OUAGADOUGOU (Reuters) – International advocacy group Human Rights Watch (HRW) said on Monday that it believed security forces in Burkina Faso had summarily executed 31 unarmed detainees earlier this month during operations against Islamist militants.
The bullet-riddled bodies of the men from the Fulani ethnic group were discovered in the northern town of Djibo on April 9, shortly after they had been arrested by security forces and taken away in a convoy, 17 witnesses and people with knowledge of the situation told HRW.
The defence ministry said in a statement that the minister had ordered an investigation on April 10 and that perpetrators would be sanctioned if the allegations proved to be true.
The government is struggling to contain jihadist groups in northern Burkina Faso, who have stoked ethnic conflict by closely associating themselves with Fulani herders. As a result, Fulani civilians have borne the brunt of reprisals by soldiers and vigilantes, rights groups say.
Since 2017, armed Islamist groups, some with ties to al Qaeda and Islamic State, have killed more than 300 civilians in Burkina Faso, while the government has killed several hundred men for their alleged support of these groups, according to HRW.

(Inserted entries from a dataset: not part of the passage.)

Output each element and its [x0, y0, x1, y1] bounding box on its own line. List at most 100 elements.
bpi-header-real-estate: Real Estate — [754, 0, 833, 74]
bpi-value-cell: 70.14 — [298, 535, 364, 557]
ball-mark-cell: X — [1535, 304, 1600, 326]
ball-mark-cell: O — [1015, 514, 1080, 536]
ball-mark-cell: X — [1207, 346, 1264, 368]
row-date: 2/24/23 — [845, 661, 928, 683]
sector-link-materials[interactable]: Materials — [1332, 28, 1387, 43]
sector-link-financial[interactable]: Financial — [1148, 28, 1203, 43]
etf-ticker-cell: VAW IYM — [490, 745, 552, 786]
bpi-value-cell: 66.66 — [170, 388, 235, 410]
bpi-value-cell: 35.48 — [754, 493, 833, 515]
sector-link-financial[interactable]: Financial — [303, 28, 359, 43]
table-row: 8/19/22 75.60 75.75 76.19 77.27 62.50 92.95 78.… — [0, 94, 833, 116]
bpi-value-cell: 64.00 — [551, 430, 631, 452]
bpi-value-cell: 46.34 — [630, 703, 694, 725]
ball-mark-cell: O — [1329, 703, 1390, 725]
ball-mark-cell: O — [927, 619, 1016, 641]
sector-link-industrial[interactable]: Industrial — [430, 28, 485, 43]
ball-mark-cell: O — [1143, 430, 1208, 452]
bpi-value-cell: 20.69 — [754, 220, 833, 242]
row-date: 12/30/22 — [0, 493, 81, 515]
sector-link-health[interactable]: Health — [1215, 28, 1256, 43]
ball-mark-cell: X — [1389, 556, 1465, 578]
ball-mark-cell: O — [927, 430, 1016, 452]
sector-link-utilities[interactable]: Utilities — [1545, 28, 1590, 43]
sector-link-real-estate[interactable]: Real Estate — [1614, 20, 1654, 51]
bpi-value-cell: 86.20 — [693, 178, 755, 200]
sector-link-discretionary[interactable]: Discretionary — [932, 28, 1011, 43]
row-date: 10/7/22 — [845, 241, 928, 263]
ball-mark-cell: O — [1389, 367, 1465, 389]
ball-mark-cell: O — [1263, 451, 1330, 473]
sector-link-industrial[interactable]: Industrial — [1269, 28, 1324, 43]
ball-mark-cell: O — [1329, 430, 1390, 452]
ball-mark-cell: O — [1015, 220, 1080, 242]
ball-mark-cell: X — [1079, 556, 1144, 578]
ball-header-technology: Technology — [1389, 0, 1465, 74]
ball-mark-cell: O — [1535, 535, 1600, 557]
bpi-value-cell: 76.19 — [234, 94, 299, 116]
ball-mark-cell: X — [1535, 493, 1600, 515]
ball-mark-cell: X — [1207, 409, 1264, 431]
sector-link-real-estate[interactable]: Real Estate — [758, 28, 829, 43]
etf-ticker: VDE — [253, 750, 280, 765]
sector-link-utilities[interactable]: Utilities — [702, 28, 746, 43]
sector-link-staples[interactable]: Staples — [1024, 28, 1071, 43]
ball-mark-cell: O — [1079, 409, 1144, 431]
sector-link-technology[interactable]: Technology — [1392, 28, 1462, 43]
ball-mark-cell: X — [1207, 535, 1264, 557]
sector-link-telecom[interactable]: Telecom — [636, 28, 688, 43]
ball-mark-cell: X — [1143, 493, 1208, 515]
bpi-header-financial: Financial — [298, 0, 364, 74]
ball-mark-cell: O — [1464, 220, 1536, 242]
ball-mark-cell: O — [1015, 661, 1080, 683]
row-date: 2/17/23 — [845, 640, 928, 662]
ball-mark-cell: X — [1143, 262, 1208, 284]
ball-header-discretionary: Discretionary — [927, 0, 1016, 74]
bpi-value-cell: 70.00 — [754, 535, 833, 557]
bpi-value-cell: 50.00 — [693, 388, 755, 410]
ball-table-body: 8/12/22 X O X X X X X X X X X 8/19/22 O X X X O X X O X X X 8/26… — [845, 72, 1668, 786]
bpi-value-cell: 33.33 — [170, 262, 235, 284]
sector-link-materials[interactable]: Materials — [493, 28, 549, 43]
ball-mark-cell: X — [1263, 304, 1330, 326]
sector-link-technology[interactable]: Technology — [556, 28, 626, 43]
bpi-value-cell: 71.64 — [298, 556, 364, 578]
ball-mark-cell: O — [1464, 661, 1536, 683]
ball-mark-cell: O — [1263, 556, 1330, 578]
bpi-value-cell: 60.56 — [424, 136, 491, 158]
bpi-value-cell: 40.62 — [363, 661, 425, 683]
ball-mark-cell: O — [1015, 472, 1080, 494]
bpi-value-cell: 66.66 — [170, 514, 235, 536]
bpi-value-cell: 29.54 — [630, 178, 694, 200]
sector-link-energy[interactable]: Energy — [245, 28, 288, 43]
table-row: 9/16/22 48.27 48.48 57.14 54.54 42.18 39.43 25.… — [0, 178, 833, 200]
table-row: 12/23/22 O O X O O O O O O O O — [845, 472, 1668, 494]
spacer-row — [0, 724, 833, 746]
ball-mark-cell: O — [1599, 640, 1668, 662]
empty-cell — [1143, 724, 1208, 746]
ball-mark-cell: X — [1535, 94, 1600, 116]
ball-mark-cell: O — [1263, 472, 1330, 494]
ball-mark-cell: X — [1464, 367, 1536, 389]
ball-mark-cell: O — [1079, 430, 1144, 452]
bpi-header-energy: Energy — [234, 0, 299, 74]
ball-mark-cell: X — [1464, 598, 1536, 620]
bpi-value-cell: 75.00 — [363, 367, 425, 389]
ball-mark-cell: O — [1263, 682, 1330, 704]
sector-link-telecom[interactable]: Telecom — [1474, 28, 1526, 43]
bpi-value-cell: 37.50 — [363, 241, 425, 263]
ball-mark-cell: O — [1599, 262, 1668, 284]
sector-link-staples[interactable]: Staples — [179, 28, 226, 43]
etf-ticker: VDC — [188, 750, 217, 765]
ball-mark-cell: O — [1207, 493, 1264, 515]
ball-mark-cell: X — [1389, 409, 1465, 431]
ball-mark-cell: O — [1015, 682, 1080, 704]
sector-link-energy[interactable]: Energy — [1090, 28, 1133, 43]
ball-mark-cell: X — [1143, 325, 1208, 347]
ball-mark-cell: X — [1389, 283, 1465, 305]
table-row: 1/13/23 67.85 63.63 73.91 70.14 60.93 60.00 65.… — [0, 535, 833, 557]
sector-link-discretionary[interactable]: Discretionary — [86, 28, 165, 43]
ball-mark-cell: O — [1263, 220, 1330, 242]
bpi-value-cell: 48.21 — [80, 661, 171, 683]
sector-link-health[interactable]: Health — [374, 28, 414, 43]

Burkinabe officials have promised to investigate similar allegations in the past but rights group say the government has not done enough to hold perpetrators accountable.
“The Burkinabe security forces apparently executed 31 men in a brutal mockery of a counter-terrorism operation that may amount to a war crime and could fuel further atrocities,” said Corinne Dufka, HRW’s director for the conflict-hit Sahel region in West Africa.
“The government should stop the abuse, fully investigate this terrible incident, and commit to a rights-respecting counter-terrorism strategy,” Dufka said in the report.
The defence ministry said in its statement that Burkinabe forces were committed to not stigmatising particular ethnic communities “as the success of their missions depends on the confidence and collaboration of local populations”.
Last year was Burkina Faso’s deadliest in recent memory, and the violence has continued unabated this year. Two attacks in northern regions in January killed 36 and 39 people, respectively, while at least 43 people were killed in raids on northern villages by unidentified assailants in March.